# G vs L



## Ferdi (3/4/15)

Hi guys, between lemo and goblin wich one has the most airflow?

Sent from my LG-D802


----------



## stevie g (3/4/15)

goblin. Owned one but not the lemo. Goblin is a bit hectic though, difficult to fill and build on, opposite of the lemo.

if you fancy cloud chasing get the goblin.

Reactions: Agree 1


----------



## Ferdi (3/4/15)

Cool, thanks for the reply. 

Sent from my LG-D802

Reactions: Creative 1


----------



## Silver (3/4/15)

Ferdi said:


> Cool, thanks for the reply.
> 
> Sent from my LG-D802



Hi @Ferdi, I have the Lemo
Its airflow is not very open at all. When its fully open, you can do a lung hit, but more of a tightish lung hit. Long and slow, if you know what i mean. 

Lemo has far less airflow than the Atlantis when the Atlantis is wide open - for comparison - if that helps

I will say that the Lemo produces great flavour. But I would say its not aimed at very high powers. More of a mellow type of vape.


----------



## RIEFY (3/4/15)

lemo airflow is not even close to the goblin


----------



## Riddle (3/4/15)

I have owned both Lemo and Goblin. Between the 2 I rate the Goblin much higher. 
Airflow on the Goblin is much more than the Lemo. The flavour on the Goblin is good too. And personally I think the Goblin looks much nicer. 

It is not that difficult to build on or fill if you are used to dual coil builds.


----------



## Rob Fisher (3/4/15)

I never really took to the Lemo... I do like the Goblin but I would wait for the Lemo 2 if I was you... it seems to be a real step in the right direction for RBA's.

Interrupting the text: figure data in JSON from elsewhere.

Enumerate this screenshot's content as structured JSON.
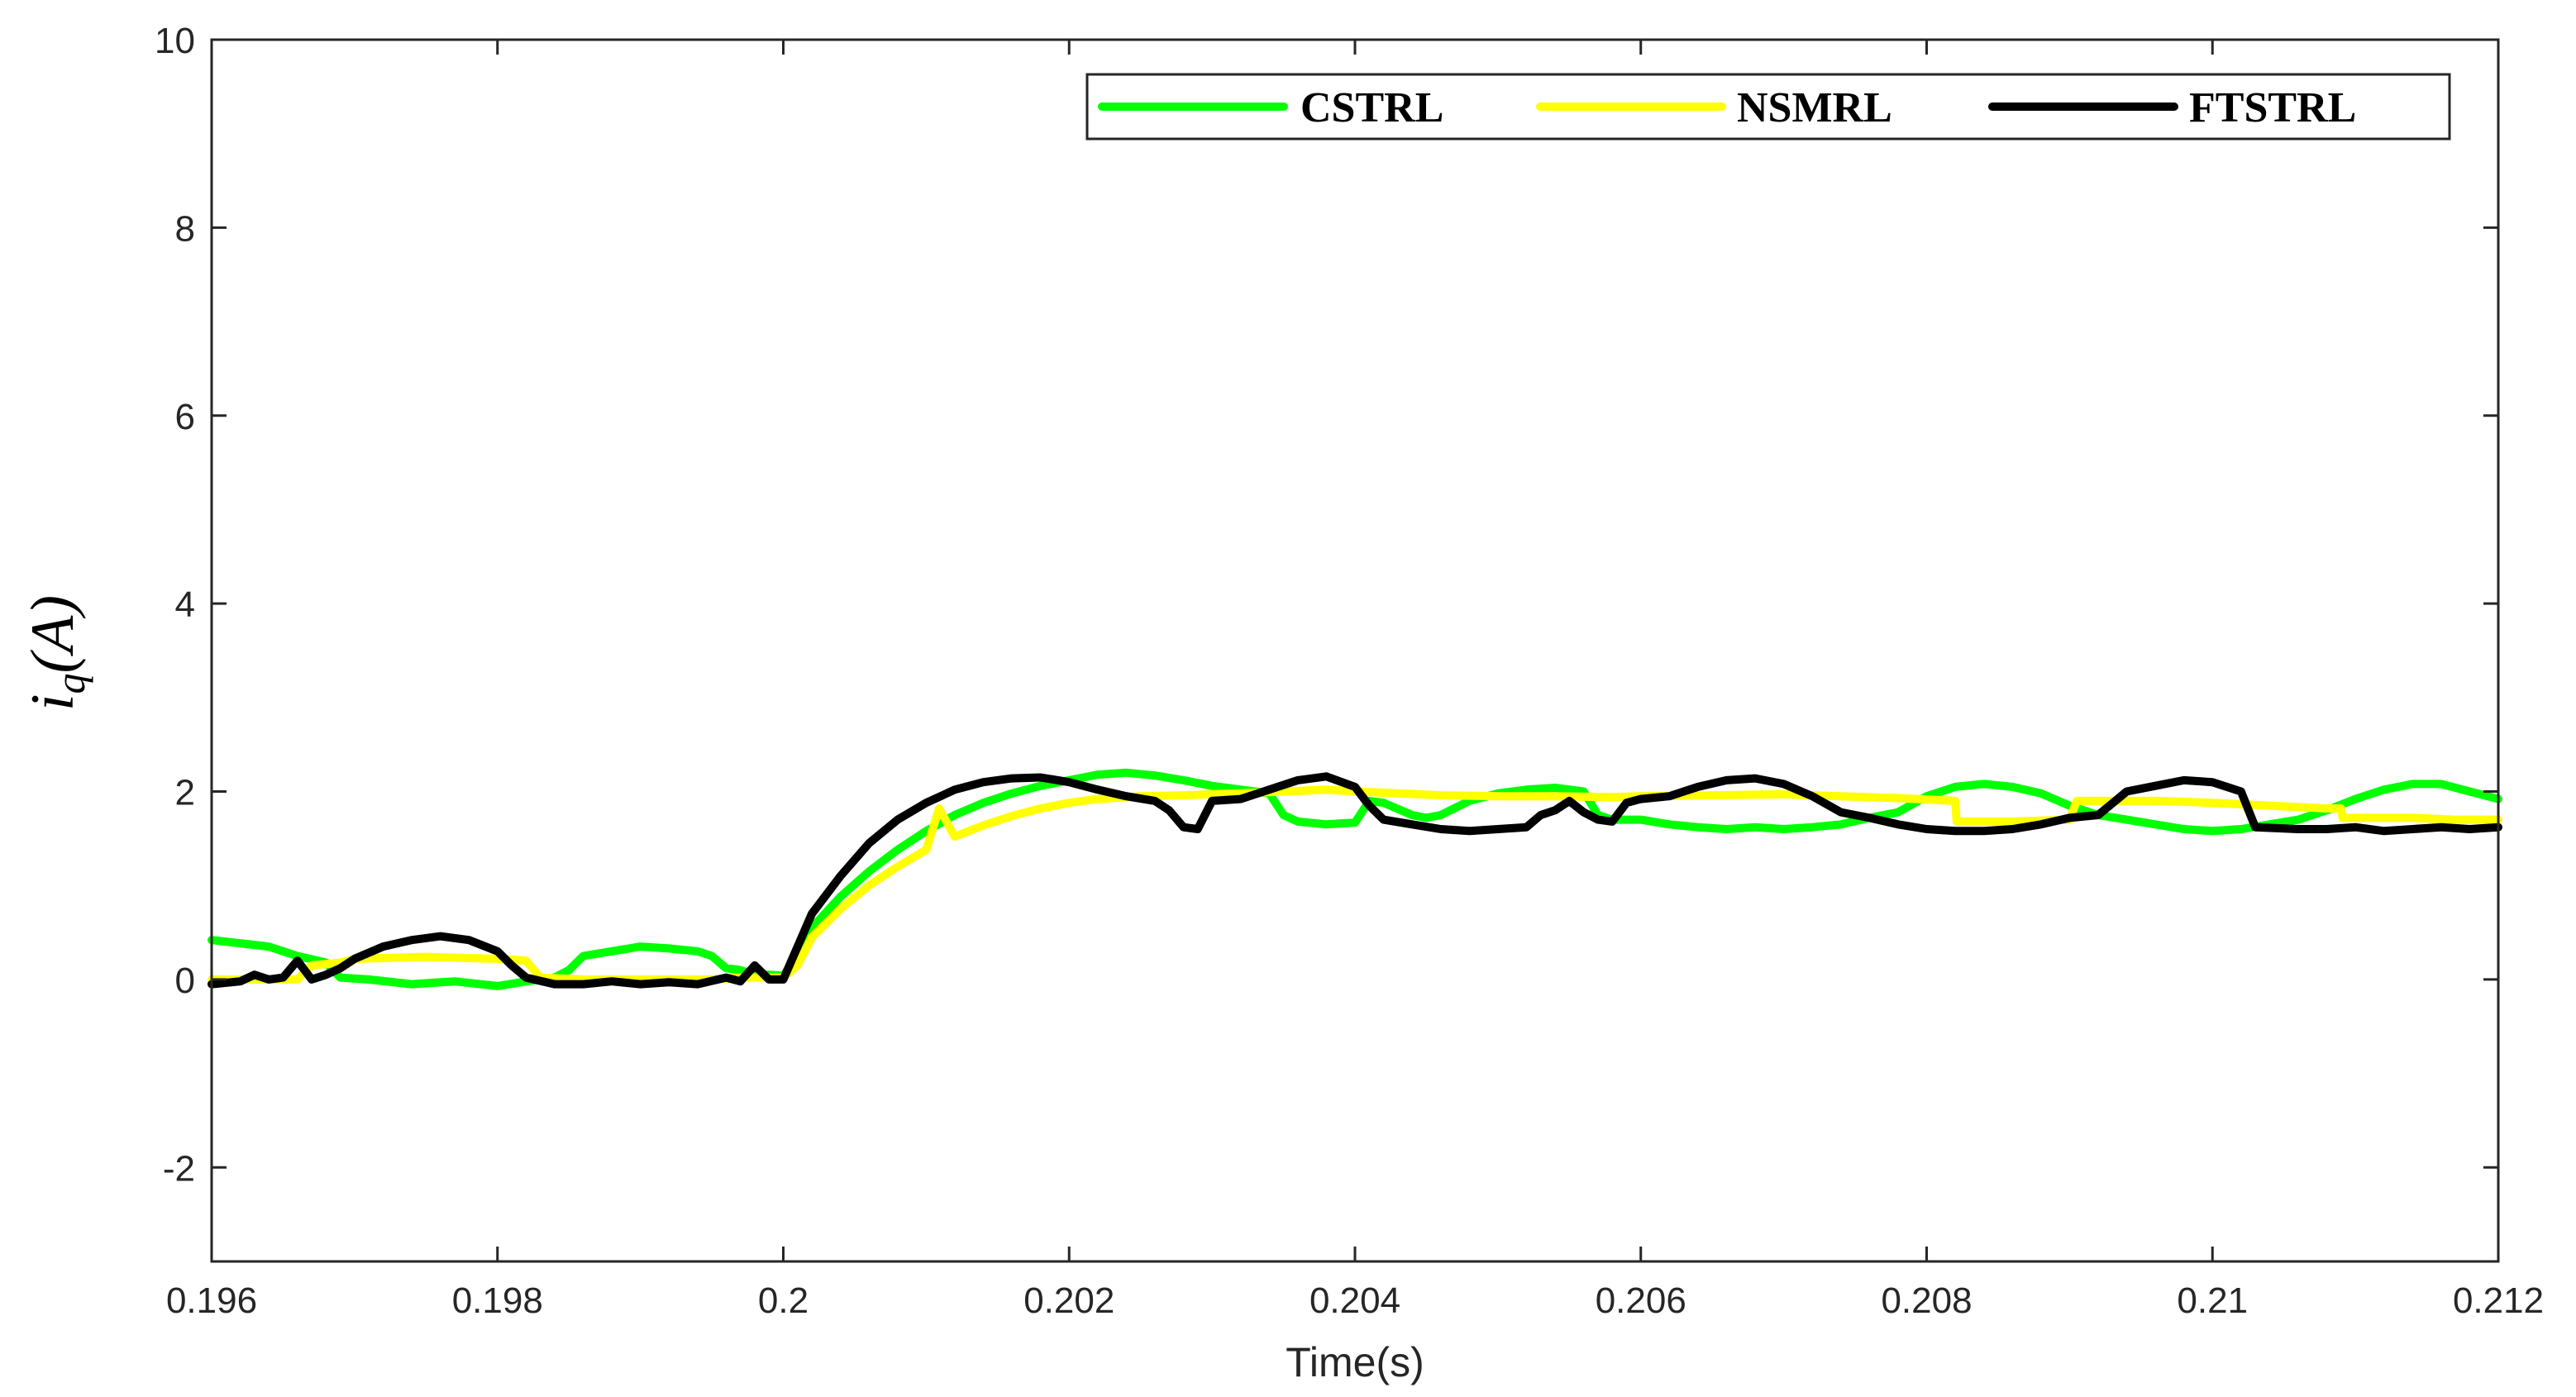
{
  "chart_data": {
    "type": "line",
    "xlabel": "Time(s)",
    "ylabel": {
      "main": "i",
      "sub": "q",
      "suffix": "(A)"
    },
    "xlim": [
      0.196,
      0.212
    ],
    "ylim": [
      -3,
      10
    ],
    "xticks": [
      0.196,
      0.198,
      0.2,
      0.202,
      0.204,
      0.206,
      0.208,
      0.21,
      0.212
    ],
    "xtick_labels": [
      "0.196",
      "0.198",
      "0.2",
      "0.202",
      "0.204",
      "0.206",
      "0.208",
      "0.21",
      "0.212"
    ],
    "yticks": [
      -2,
      0,
      2,
      4,
      6,
      8,
      10
    ],
    "ytick_labels": [
      "-2",
      "0",
      "2",
      "4",
      "6",
      "8",
      "10"
    ],
    "grid": false,
    "legend": "top-right",
    "series": [
      {
        "name": "CSTRL",
        "color": "#00ff00",
        "points": [
          [
            0.196,
            0.42
          ],
          [
            0.1964,
            0.35
          ],
          [
            0.1966,
            0.25
          ],
          [
            0.1968,
            0.18
          ],
          [
            0.1969,
            0.02
          ],
          [
            0.1971,
            0.0
          ],
          [
            0.1974,
            -0.05
          ],
          [
            0.1977,
            -0.02
          ],
          [
            0.198,
            -0.07
          ],
          [
            0.1982,
            -0.02
          ],
          [
            0.1984,
            0.02
          ],
          [
            0.1985,
            0.1
          ],
          [
            0.1986,
            0.25
          ],
          [
            0.1988,
            0.3
          ],
          [
            0.199,
            0.35
          ],
          [
            0.1992,
            0.33
          ],
          [
            0.1994,
            0.3
          ],
          [
            0.1995,
            0.25
          ],
          [
            0.1996,
            0.12
          ],
          [
            0.1997,
            0.1
          ],
          [
            0.1998,
            0.05
          ],
          [
            0.1999,
            0.05
          ],
          [
            0.2,
            0.04
          ],
          [
            0.2001,
            0.25
          ],
          [
            0.2002,
            0.55
          ],
          [
            0.2004,
            0.88
          ],
          [
            0.2006,
            1.15
          ],
          [
            0.2008,
            1.38
          ],
          [
            0.201,
            1.58
          ],
          [
            0.2012,
            1.75
          ],
          [
            0.2014,
            1.88
          ],
          [
            0.2016,
            1.98
          ],
          [
            0.2018,
            2.06
          ],
          [
            0.202,
            2.12
          ],
          [
            0.2022,
            2.18
          ],
          [
            0.2024,
            2.2
          ],
          [
            0.2026,
            2.17
          ],
          [
            0.2028,
            2.12
          ],
          [
            0.203,
            2.06
          ],
          [
            0.2032,
            2.02
          ],
          [
            0.2034,
            1.98
          ],
          [
            0.2035,
            1.75
          ],
          [
            0.2036,
            1.68
          ],
          [
            0.2038,
            1.65
          ],
          [
            0.204,
            1.67
          ],
          [
            0.2041,
            1.9
          ],
          [
            0.2042,
            1.88
          ],
          [
            0.2044,
            1.75
          ],
          [
            0.2045,
            1.72
          ],
          [
            0.2046,
            1.75
          ],
          [
            0.2048,
            1.9
          ],
          [
            0.205,
            1.98
          ],
          [
            0.2052,
            2.02
          ],
          [
            0.2054,
            2.04
          ],
          [
            0.2056,
            2.0
          ],
          [
            0.2057,
            1.75
          ],
          [
            0.2058,
            1.7
          ],
          [
            0.206,
            1.7
          ],
          [
            0.2062,
            1.65
          ],
          [
            0.2064,
            1.62
          ],
          [
            0.2066,
            1.6
          ],
          [
            0.2068,
            1.62
          ],
          [
            0.207,
            1.6
          ],
          [
            0.2072,
            1.62
          ],
          [
            0.2074,
            1.65
          ],
          [
            0.2076,
            1.72
          ],
          [
            0.2078,
            1.78
          ],
          [
            0.208,
            1.95
          ],
          [
            0.2082,
            2.05
          ],
          [
            0.2084,
            2.08
          ],
          [
            0.2086,
            2.05
          ],
          [
            0.2088,
            1.98
          ],
          [
            0.209,
            1.85
          ],
          [
            0.2092,
            1.75
          ],
          [
            0.2094,
            1.7
          ],
          [
            0.2096,
            1.65
          ],
          [
            0.2098,
            1.6
          ],
          [
            0.21,
            1.58
          ],
          [
            0.2102,
            1.6
          ],
          [
            0.2104,
            1.65
          ],
          [
            0.2106,
            1.7
          ],
          [
            0.2108,
            1.8
          ],
          [
            0.211,
            1.92
          ],
          [
            0.2112,
            2.02
          ],
          [
            0.2114,
            2.08
          ],
          [
            0.2116,
            2.08
          ],
          [
            0.2118,
            2.0
          ],
          [
            0.212,
            1.92
          ]
        ]
      },
      {
        "name": "NSMRL",
        "color": "#ffff00",
        "points": [
          [
            0.196,
            0.0
          ],
          [
            0.1966,
            0.0
          ],
          [
            0.1967,
            0.15
          ],
          [
            0.1969,
            0.18
          ],
          [
            0.197,
            0.22
          ],
          [
            0.1975,
            0.24
          ],
          [
            0.198,
            0.22
          ],
          [
            0.1982,
            0.2
          ],
          [
            0.1983,
            0.02
          ],
          [
            0.1986,
            0.0
          ],
          [
            0.1992,
            0.0
          ],
          [
            0.1995,
            0.0
          ],
          [
            0.1997,
            0.02
          ],
          [
            0.2,
            0.02
          ],
          [
            0.2001,
            0.15
          ],
          [
            0.2002,
            0.45
          ],
          [
            0.2004,
            0.75
          ],
          [
            0.2006,
            1.0
          ],
          [
            0.2008,
            1.2
          ],
          [
            0.201,
            1.38
          ],
          [
            0.2012,
            1.52
          ],
          [
            0.2014,
            1.64
          ],
          [
            0.2016,
            1.74
          ],
          [
            0.2018,
            1.82
          ],
          [
            0.202,
            1.88
          ],
          [
            0.2022,
            1.92
          ],
          [
            0.2025,
            1.95
          ],
          [
            0.2028,
            1.96
          ],
          [
            0.203,
            1.97
          ],
          [
            0.2032,
            1.98
          ],
          [
            0.2035,
            2.0
          ],
          [
            0.2038,
            2.02
          ],
          [
            0.204,
            2.0
          ],
          [
            0.2043,
            1.98
          ],
          [
            0.2046,
            1.96
          ],
          [
            0.205,
            1.95
          ],
          [
            0.2054,
            1.95
          ],
          [
            0.2058,
            1.94
          ],
          [
            0.206,
            1.95
          ],
          [
            0.2065,
            1.96
          ],
          [
            0.207,
            1.97
          ],
          [
            0.2074,
            1.95
          ],
          [
            0.2078,
            1.93
          ],
          [
            0.2082,
            1.9
          ],
          [
            0.20821,
            1.68
          ],
          [
            0.2086,
            1.68
          ],
          [
            0.209,
            1.7
          ],
          [
            0.20905,
            1.9
          ],
          [
            0.2096,
            1.9
          ],
          [
            0.21,
            1.88
          ],
          [
            0.2104,
            1.85
          ],
          [
            0.2108,
            1.82
          ],
          [
            0.20109,
            1.82
          ],
          [
            0.2109,
            1.82
          ],
          [
            0.21091,
            1.72
          ],
          [
            0.2114,
            1.72
          ],
          [
            0.2117,
            1.7
          ],
          [
            0.212,
            1.7
          ]
        ]
      },
      {
        "name": "FTSTRL",
        "color": "#000000",
        "points": [
          [
            0.196,
            -0.05
          ],
          [
            0.1962,
            -0.02
          ],
          [
            0.1963,
            0.05
          ],
          [
            0.1964,
            0.0
          ],
          [
            0.1965,
            0.02
          ],
          [
            0.1966,
            0.2
          ],
          [
            0.1967,
            0.0
          ],
          [
            0.1968,
            0.05
          ],
          [
            0.1969,
            0.12
          ],
          [
            0.197,
            0.22
          ],
          [
            0.1972,
            0.35
          ],
          [
            0.1974,
            0.42
          ],
          [
            0.1976,
            0.46
          ],
          [
            0.1978,
            0.42
          ],
          [
            0.198,
            0.3
          ],
          [
            0.1981,
            0.15
          ],
          [
            0.1982,
            0.02
          ],
          [
            0.1984,
            -0.05
          ],
          [
            0.1986,
            -0.05
          ],
          [
            0.1988,
            -0.02
          ],
          [
            0.199,
            -0.05
          ],
          [
            0.1992,
            -0.03
          ],
          [
            0.1994,
            -0.05
          ],
          [
            0.1996,
            0.02
          ],
          [
            0.1997,
            -0.02
          ],
          [
            0.1998,
            0.15
          ],
          [
            0.1999,
            0.0
          ],
          [
            0.2,
            0.0
          ],
          [
            0.2001,
            0.35
          ],
          [
            0.2002,
            0.7
          ],
          [
            0.2004,
            1.1
          ],
          [
            0.2006,
            1.45
          ],
          [
            0.2008,
            1.7
          ],
          [
            0.201,
            1.88
          ],
          [
            0.2012,
            2.02
          ],
          [
            0.2014,
            2.1
          ],
          [
            0.2016,
            2.14
          ],
          [
            0.2018,
            2.15
          ],
          [
            0.202,
            2.1
          ],
          [
            0.2022,
            2.02
          ],
          [
            0.2024,
            1.95
          ],
          [
            0.2026,
            1.9
          ],
          [
            0.2027,
            1.8
          ],
          [
            0.2028,
            1.62
          ],
          [
            0.2029,
            1.6
          ],
          [
            0.203,
            1.9
          ],
          [
            0.2032,
            1.92
          ],
          [
            0.2034,
            2.02
          ],
          [
            0.2036,
            2.12
          ],
          [
            0.2038,
            2.16
          ],
          [
            0.204,
            2.05
          ],
          [
            0.2041,
            1.85
          ],
          [
            0.2042,
            1.7
          ],
          [
            0.2044,
            1.65
          ],
          [
            0.2046,
            1.6
          ],
          [
            0.2048,
            1.58
          ],
          [
            0.205,
            1.6
          ],
          [
            0.2052,
            1.62
          ],
          [
            0.2053,
            1.75
          ],
          [
            0.2054,
            1.8
          ],
          [
            0.2055,
            1.9
          ],
          [
            0.2056,
            1.78
          ],
          [
            0.2057,
            1.7
          ],
          [
            0.2058,
            1.68
          ],
          [
            0.2059,
            1.88
          ],
          [
            0.206,
            1.92
          ],
          [
            0.2062,
            1.95
          ],
          [
            0.2064,
            2.05
          ],
          [
            0.2066,
            2.12
          ],
          [
            0.2068,
            2.14
          ],
          [
            0.207,
            2.08
          ],
          [
            0.2072,
            1.95
          ],
          [
            0.2074,
            1.78
          ],
          [
            0.2076,
            1.72
          ],
          [
            0.2078,
            1.65
          ],
          [
            0.208,
            1.6
          ],
          [
            0.2082,
            1.58
          ],
          [
            0.2084,
            1.58
          ],
          [
            0.2086,
            1.6
          ],
          [
            0.2088,
            1.65
          ],
          [
            0.209,
            1.72
          ],
          [
            0.2092,
            1.75
          ],
          [
            0.2094,
            2.0
          ],
          [
            0.2096,
            2.06
          ],
          [
            0.2098,
            2.12
          ],
          [
            0.21,
            2.1
          ],
          [
            0.2102,
            2.0
          ],
          [
            0.2103,
            1.62
          ],
          [
            0.2106,
            1.6
          ],
          [
            0.2108,
            1.6
          ],
          [
            0.211,
            1.62
          ],
          [
            0.2112,
            1.58
          ],
          [
            0.2114,
            1.6
          ],
          [
            0.2116,
            1.62
          ],
          [
            0.2118,
            1.6
          ],
          [
            0.212,
            1.62
          ]
        ]
      }
    ]
  }
}
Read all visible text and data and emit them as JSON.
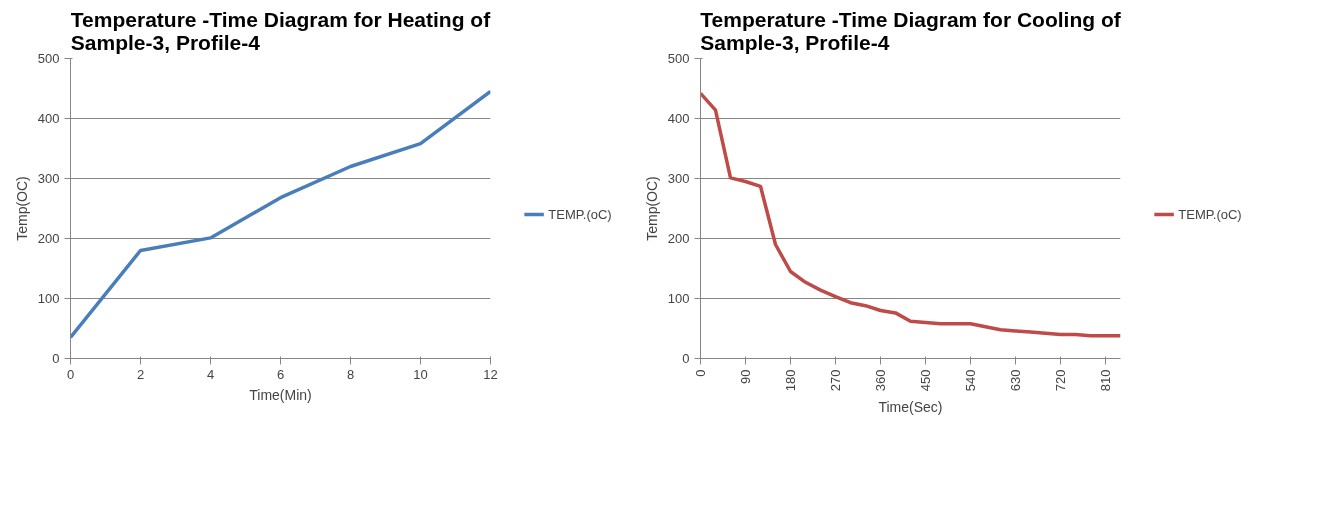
{
  "chart_data": [
    {
      "type": "line",
      "title": "Temperature -Time Diagram for Heating of Sample-3, Profile-4",
      "xlabel": "Time(Min)",
      "ylabel": "Temp(OC)",
      "x": [
        0,
        2,
        4,
        6,
        8,
        10,
        12
      ],
      "series": [
        {
          "name": "TEMP.(oC)",
          "color": "#4a7ebb",
          "values": [
            35,
            180,
            201,
            268,
            320,
            358,
            445
          ]
        }
      ],
      "xlim": [
        0,
        12
      ],
      "xticks": [
        0,
        2,
        4,
        6,
        8,
        10,
        12
      ],
      "ylim": [
        0,
        500
      ],
      "yticks": [
        0,
        100,
        200,
        300,
        400,
        500
      ],
      "grid": "y",
      "legend": "right",
      "marker": "none"
    },
    {
      "type": "line",
      "title": "Temperature -Time Diagram for Cooling of Sample-3, Profile-4",
      "xlabel": "Time(Sec)",
      "ylabel": "Temp(OC)",
      "x": [
        0,
        30,
        60,
        90,
        120,
        150,
        180,
        210,
        240,
        270,
        300,
        330,
        360,
        390,
        420,
        450,
        480,
        510,
        540,
        570,
        600,
        630,
        660,
        690,
        720,
        750,
        780,
        810,
        840
      ],
      "series": [
        {
          "name": "TEMP.(oC)",
          "color": "#be4b48",
          "values": [
            442,
            414,
            301,
            295,
            287,
            190,
            145,
            127,
            114,
            103,
            93,
            88,
            80,
            76,
            62,
            60,
            58,
            58,
            58,
            53,
            48,
            46,
            44,
            42,
            40,
            40,
            38,
            38,
            38
          ]
        }
      ],
      "xlim": [
        0,
        840
      ],
      "xticks": [
        0,
        90,
        180,
        270,
        360,
        450,
        540,
        630,
        720,
        810
      ],
      "ylim": [
        0,
        500
      ],
      "yticks": [
        0,
        100,
        200,
        300,
        400,
        500
      ],
      "grid": "y",
      "legend": "right",
      "marker": "none"
    }
  ]
}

Reactions: Agree 1 | Informative 1


----------



## free3dom (4/4/15)

What @Rob Fisher said...and also the Goliath instead of the Goblin...seems to also be a bit of an upgrade for that one


----------



## RIEFY (4/4/15)

only problem with goliath its fugly as hell

Reactions: Like 1 | Agree 1


----------



## free3dom (4/4/15)

RIEFY said:


> only problem with goliath its fugly as hell



As long as it is less fussy to build than the Goblin it can look like a ball of dung for all I care

Reactions: Funny 1


----------